I had the privilege of being a chaperone for my youngest son’s field trip to Yosemite National Park yesterday. I am embarrassed to say that I don’t think I’ve been to Yosemite since I was in high school. Millions of people come from around the world to see this majestic park and I take it for granted.
Fortunately, some people of vision designated it a national park over 125 years ago so that we could enjoy it today. It was designated as a National Park in 1890. But prior to that, none other than President Lincoln sent a bill to Congress in 1864 stating that “the lands be held “…for public use, resort, and recreation…inalienable for all time.”
This was truly an act of stewardship and vision. And it paved the way for Yosemite to receive the National Park designation, third behind Yellowstone and Sequoia.
As I reflected on that, it was a powerful reminder that I am a steward of my son who was with me, and of his siblings as well. I feel blessed that I could enjoy that trip with him. It was so fun to watch him run around and experience the deer we saw, the waterfalls we hiked to, and the museums we explored. And he thanked me at least three times for taking him! I was the one who should have been thanking him, for letting me be a chaperone.
Plus, I got to help him start to break in his new hiking boots, which will be put to the test this August when we set out to summit Mt. Whitney together.
My reflections also reminded me that I need to not take my time with him for granted, like I have with Yosemite in my back yard. I need to make the most of the time I have with him, whether that’s playing or teaching or guiding. God has entrusted me with his development, just as much as his protection and provision.

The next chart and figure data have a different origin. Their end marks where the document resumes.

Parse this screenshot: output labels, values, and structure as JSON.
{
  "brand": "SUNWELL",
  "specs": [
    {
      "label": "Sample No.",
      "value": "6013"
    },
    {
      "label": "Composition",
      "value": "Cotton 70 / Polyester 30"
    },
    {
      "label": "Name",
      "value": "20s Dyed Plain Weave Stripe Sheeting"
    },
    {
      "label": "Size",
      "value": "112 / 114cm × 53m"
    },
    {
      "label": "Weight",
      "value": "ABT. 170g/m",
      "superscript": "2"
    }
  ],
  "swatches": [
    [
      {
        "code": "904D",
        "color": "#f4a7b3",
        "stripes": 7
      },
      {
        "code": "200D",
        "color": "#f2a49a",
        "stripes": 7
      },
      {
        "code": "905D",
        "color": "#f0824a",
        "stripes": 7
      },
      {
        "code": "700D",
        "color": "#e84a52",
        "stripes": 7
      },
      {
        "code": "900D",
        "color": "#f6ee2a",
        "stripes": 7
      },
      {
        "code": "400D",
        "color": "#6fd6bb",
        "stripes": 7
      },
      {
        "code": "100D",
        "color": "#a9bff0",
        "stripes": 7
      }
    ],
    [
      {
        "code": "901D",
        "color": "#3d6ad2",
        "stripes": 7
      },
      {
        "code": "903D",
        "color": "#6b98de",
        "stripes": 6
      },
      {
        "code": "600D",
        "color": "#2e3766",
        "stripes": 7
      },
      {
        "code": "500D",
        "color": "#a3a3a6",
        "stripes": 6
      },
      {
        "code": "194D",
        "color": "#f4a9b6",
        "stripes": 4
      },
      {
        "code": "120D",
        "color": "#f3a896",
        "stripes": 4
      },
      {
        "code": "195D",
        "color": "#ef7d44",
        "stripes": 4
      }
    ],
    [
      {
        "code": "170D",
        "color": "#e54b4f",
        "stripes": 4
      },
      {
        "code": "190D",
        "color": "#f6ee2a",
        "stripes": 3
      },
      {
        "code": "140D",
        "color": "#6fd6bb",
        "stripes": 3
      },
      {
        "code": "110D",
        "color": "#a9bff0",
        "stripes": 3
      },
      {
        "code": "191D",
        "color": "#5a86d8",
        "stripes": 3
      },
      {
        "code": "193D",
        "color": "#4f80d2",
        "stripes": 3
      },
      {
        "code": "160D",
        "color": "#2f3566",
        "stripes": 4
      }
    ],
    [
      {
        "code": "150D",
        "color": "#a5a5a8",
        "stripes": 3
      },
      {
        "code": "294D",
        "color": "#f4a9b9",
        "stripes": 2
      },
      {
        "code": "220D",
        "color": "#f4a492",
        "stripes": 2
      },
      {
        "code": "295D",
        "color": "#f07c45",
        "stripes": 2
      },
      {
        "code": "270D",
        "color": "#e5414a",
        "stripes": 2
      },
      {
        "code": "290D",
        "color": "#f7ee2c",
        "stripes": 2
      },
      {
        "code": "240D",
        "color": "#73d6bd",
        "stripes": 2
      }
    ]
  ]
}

It can be easy to justify reasons for working or doing other things as part of my responsibilities for providing for him and protecting him. But I need to remember that his character and soul are my responsibility, too, and that requires investments of time and attention.
And so, rather than work on my task list earlier tonight, I decided to just watch him practice with this soccer team. I want him to know he’s important to me. Sometimes that just means being present.